En el París de 1895 algunos novelistas buscan personajes para sus obras. Pero, como todo el mundo sabe en especial los autores, a veces los personajes huyen del manuscrito en que vivían para ir en busca de nuevas aventuras. ¿Será que no le gustaban las suyas?: cuando Ícaro se interesa por el porvenir de los medios de transporte ¿no obedece acaso al destino que su nombre le impone? E, incluso ¿no debería haber previsto su autor que, al bautizar a su personaje con el nombre de Ícaro, debía volarle?
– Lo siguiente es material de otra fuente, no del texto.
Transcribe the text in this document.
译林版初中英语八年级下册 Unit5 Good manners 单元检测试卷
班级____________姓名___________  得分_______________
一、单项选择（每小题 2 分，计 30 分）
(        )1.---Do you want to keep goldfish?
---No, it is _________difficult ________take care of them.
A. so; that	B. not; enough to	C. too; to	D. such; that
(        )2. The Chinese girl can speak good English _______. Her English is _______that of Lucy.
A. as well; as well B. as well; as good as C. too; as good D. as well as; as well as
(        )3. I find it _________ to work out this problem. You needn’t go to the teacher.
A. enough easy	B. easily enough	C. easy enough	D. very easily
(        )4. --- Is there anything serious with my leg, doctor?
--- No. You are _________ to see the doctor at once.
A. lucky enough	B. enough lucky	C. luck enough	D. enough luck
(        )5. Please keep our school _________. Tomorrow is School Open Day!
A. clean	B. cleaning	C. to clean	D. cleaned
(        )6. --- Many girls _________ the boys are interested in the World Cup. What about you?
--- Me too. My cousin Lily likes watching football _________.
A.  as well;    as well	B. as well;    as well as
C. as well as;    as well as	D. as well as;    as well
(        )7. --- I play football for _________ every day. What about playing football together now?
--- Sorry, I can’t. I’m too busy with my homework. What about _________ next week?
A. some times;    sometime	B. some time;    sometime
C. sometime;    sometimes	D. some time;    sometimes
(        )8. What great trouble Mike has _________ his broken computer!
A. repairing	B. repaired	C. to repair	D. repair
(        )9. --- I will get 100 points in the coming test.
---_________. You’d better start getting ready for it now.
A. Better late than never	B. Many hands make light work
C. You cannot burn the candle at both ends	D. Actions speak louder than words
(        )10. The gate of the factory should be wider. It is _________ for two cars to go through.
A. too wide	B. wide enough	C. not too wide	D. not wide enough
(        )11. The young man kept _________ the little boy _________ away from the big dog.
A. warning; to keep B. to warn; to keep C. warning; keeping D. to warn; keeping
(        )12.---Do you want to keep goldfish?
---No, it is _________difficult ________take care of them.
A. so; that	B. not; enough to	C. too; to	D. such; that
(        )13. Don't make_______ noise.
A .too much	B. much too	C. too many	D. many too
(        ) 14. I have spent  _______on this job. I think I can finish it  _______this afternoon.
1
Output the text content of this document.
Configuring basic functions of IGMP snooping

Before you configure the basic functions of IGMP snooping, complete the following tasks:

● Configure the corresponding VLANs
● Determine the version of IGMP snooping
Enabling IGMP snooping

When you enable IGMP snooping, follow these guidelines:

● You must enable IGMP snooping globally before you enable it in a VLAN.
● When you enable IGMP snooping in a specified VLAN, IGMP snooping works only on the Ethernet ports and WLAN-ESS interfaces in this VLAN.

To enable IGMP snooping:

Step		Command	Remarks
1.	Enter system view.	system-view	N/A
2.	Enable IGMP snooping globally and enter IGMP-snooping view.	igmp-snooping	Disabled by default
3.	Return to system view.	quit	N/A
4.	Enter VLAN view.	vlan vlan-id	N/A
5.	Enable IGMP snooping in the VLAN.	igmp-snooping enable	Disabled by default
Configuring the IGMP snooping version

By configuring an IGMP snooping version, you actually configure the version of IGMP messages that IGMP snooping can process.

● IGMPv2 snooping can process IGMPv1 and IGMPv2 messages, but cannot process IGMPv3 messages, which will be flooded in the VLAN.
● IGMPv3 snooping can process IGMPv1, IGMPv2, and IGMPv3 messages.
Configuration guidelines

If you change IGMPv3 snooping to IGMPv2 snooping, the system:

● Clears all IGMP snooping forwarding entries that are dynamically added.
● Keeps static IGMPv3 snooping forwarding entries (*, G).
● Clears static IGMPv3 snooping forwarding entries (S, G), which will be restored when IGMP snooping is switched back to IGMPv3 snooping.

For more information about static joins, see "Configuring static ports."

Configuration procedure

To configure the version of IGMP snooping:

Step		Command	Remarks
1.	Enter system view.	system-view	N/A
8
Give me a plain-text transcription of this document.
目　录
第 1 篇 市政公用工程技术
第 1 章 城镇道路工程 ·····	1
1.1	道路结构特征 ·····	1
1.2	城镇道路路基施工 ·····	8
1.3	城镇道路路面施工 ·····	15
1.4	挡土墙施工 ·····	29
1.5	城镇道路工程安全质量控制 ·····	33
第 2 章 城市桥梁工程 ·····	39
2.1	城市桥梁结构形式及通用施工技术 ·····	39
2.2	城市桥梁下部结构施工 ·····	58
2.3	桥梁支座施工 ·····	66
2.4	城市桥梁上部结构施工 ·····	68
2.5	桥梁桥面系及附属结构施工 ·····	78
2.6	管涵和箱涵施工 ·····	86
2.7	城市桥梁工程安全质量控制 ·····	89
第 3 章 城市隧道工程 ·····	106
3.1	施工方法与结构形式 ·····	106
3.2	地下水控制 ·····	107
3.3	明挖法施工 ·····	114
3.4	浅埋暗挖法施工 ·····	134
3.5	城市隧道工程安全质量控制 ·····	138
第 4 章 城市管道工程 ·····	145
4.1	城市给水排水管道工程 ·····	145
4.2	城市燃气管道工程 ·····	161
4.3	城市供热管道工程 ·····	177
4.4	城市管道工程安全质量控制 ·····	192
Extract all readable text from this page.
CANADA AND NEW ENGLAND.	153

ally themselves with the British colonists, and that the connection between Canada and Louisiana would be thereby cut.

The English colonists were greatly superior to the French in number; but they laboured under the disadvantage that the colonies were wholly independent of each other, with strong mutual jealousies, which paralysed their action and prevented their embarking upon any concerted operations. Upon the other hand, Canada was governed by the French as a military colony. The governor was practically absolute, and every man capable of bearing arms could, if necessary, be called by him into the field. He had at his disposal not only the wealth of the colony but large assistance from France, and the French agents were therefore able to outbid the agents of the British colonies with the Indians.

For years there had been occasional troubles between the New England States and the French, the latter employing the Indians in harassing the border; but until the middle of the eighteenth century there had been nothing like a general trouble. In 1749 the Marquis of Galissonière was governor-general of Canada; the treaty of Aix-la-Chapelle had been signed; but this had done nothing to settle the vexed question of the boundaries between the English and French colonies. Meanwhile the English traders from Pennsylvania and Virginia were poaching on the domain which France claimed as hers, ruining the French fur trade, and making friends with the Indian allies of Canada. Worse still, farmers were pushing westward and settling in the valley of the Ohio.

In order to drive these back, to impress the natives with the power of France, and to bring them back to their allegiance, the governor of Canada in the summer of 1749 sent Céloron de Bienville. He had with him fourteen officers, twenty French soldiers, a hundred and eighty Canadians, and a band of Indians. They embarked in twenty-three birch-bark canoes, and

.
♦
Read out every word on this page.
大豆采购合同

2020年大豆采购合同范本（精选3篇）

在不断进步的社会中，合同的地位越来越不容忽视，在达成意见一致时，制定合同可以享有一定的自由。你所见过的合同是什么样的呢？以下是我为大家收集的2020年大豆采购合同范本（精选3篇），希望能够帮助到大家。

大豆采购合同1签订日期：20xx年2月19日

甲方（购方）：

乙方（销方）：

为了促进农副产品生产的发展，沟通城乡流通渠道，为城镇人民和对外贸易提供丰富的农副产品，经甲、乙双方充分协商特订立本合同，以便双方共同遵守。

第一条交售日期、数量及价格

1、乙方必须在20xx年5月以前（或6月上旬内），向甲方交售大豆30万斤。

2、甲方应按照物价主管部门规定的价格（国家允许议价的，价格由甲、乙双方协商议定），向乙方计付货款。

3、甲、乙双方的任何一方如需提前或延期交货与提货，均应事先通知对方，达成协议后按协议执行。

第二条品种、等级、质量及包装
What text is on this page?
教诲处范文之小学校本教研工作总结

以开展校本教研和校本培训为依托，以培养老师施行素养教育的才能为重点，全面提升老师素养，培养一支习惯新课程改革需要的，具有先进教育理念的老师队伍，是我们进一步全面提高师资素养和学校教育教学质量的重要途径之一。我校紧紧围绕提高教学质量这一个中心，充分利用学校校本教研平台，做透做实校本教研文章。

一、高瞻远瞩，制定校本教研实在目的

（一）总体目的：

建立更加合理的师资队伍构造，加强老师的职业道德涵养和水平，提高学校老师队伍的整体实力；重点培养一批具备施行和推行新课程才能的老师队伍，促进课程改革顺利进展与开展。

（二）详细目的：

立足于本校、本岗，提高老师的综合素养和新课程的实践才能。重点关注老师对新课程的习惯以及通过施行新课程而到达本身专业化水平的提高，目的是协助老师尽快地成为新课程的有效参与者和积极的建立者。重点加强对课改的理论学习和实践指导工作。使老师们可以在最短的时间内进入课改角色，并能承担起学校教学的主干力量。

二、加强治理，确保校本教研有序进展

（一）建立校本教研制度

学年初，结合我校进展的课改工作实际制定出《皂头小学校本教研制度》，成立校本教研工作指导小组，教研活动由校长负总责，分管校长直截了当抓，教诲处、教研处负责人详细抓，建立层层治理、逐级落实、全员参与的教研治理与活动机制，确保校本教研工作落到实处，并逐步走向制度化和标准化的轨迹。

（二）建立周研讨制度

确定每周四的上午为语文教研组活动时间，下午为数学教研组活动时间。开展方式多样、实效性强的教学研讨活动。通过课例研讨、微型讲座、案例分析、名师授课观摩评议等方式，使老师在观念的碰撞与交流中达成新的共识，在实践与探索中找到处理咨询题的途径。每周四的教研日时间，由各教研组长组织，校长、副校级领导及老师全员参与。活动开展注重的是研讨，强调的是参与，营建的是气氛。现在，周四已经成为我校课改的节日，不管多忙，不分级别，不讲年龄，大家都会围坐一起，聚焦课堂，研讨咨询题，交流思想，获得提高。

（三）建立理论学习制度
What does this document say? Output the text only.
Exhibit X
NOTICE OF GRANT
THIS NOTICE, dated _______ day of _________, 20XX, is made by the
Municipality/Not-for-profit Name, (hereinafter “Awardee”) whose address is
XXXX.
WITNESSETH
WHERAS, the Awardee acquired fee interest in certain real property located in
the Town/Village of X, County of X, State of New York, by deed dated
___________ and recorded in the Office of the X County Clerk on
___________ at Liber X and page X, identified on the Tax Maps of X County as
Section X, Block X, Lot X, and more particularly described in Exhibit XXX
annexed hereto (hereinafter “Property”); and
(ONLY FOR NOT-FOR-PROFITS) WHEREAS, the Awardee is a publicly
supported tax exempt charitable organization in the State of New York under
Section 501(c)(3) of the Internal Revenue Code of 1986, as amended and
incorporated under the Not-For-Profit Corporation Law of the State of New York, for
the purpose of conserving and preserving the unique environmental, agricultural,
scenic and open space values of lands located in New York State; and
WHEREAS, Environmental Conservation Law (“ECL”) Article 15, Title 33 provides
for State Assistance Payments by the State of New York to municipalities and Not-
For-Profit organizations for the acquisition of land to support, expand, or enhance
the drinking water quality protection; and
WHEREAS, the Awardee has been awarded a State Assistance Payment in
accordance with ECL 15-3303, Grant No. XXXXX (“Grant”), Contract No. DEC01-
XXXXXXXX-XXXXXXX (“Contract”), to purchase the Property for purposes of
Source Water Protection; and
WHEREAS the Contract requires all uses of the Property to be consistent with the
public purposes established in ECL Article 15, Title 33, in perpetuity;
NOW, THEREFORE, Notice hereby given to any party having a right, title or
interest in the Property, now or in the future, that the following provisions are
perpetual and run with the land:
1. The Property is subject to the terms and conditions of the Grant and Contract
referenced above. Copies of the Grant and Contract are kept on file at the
El vuelo de Ícaro es una historia conmovedora, ingeniosa y divertida, además de un artefacto endiablado. Queneau aprovecha las travesuras de su personaje para explorar las ambigüedades del lenguaje, exhibir sus trampas y explotar sus posibilidades poéticas. Pero lo hace, una vez más, lúdicamente, es decir, desplegando el singular sentido del humor que caracteriza su obra y la convierte en algo así como un correlato literario de los hermanos Marx. Tan disparatado y lúcido como ellos, Queneau tiene además la virtud de haber producido una obra de ficción que alberga tantos niveles de lectura como lectores quepa imaginar: desde los más jóvenes y tiernos, como su protagonista, hasta los más maduros y
resabiados, como, posiblemente, su autor.